Василий Петрович пожал плечами.
— Русский человек! Русский человек — актёр по натуре. Не даром нигде нет такого повального увлечения сценой. Нигде не валят такими толпами в актёры. Русский человек может жить тихо и смирно, когда на него никто не смотрит. Идёт русский человек по улице, никто на него не глядит, — идёт человек, как человек. А пусть на него десять человек смотреть станут. Сейчас он пойдёт, как-то такое избоченившись. Или согнётся в три погибели, или руку в бок ни с того ни с сего подопрёт. Или физиономию пресерьёзную сделает, словно восьмизначное число на семизначное в уме помножает.
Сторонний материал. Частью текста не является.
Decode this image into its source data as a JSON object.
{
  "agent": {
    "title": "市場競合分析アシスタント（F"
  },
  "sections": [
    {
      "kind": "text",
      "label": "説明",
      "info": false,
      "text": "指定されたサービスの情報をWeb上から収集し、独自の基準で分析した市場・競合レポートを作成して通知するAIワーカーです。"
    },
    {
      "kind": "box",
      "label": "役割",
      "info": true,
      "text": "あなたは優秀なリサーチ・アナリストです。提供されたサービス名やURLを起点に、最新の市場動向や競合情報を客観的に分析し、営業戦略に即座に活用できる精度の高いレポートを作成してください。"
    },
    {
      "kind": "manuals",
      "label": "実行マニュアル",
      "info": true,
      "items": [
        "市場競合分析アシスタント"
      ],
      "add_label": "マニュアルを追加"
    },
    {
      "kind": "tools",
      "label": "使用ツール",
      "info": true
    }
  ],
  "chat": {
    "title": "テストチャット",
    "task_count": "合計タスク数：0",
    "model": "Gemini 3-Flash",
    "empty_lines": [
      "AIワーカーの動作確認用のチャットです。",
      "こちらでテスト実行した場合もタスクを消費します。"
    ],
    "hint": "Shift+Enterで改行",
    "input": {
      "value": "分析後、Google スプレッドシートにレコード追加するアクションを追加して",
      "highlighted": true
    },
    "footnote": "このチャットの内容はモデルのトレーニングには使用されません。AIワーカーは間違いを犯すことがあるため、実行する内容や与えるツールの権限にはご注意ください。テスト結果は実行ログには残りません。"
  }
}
Или головой вертеть начнёт: «Вот, мол, я какой легкомысленный. Мне чёрт не брат!» А самим собой ни за что не останется. Не может! Публика смотрит! Должен он общественное внимание оправдать? Так во всём. Служит человек на незаметном месте, делает своё дело отлично, тихо, разумно, прелесть! Назначат его на видное место, что называется, таких фортелей сейчас понаделает — диву дадутся: «Что с ним? Чего он? С чего он? Да он ли это?» Не может! Смотрят на него. Должен он выкинуть что-нибудь необыкновенное! Вот и я, грешный. Сколько глаз на меня смотрели, — должен был я их внимание оправдывать? Подлецом себя бы чувствовал, если б не оправдывал! Как актёр, который сделал полный сбор. Его смотреть собрались. Предвкушают! А он играть не будет? Зал, милостивый государь, вдохновляет! На меня смотрели, и я творил. И чем больше на меня смотрели, тем больше я творил. Вот и вся моя жизнь!
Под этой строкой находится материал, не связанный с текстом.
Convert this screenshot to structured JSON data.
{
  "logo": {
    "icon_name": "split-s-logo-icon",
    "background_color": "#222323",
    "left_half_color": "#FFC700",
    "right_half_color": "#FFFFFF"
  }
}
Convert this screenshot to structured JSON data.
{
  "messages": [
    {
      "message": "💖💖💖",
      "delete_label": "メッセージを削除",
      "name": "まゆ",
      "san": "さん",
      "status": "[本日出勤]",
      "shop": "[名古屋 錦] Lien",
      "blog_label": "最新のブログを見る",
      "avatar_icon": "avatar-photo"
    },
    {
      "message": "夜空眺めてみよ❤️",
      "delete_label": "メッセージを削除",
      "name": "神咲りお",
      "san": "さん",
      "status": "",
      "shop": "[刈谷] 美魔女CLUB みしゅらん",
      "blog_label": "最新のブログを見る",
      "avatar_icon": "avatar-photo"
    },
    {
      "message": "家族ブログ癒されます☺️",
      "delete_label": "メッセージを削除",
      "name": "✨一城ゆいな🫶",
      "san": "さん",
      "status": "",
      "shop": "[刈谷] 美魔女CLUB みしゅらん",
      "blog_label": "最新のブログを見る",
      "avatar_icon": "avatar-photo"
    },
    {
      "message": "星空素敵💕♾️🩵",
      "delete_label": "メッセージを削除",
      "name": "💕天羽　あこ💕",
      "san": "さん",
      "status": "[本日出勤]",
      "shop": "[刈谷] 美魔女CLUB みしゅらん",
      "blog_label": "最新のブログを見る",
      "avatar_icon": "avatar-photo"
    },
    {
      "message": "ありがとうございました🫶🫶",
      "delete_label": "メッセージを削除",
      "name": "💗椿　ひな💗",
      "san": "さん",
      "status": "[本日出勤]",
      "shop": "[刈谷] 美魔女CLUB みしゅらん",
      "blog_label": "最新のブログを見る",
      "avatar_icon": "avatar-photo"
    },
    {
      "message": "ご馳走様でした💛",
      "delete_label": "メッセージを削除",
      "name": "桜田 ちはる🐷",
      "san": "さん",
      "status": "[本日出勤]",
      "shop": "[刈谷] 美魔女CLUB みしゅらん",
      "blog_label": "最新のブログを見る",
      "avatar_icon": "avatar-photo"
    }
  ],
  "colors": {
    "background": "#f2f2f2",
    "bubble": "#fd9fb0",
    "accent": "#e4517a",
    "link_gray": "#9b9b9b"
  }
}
— С вашими способностями-то!
— С моими способностями! С моими способностями! Наши способности предоставим оценивать другим, чтоб не впасть в манию величия. А за мной, кроме способности выпивать море шампанского, по три ночи напролёт играть в карты и иметь шесть интрижек одновременно, — признавалась ещё одна способность — остроумие. Недурно владел словом, мог владеть пером. Но позвольте вас спросить, куда же мне прикажете своё остроумие девать? В юмористических журналах про тёщ «смешные» рассказы писать? Публика хотя их читает невзыскательная, но и той надоело. Вы меня извините. Вы — журналист. Но вы понимаете, что не в осуждение я говорю. Просто картину рисую. В газетах писать? О чём? Изо дня в день одну и ту же актрису ругать за то, что играла скверно? Знаете, как остроумно ни пиши, но самое занятие-то не остроумное. Скверная актриса в скверном театре скверно сыграла скверную роль в скверной пьесе. Почитаешь газеты, — подумаешь, только и горя на Руси, только и несчастия, только и злобы дня, только и заботы и думы. Прогони скверную актрису, — и писать ни о чём не останется. Так всё обстоит превосходно!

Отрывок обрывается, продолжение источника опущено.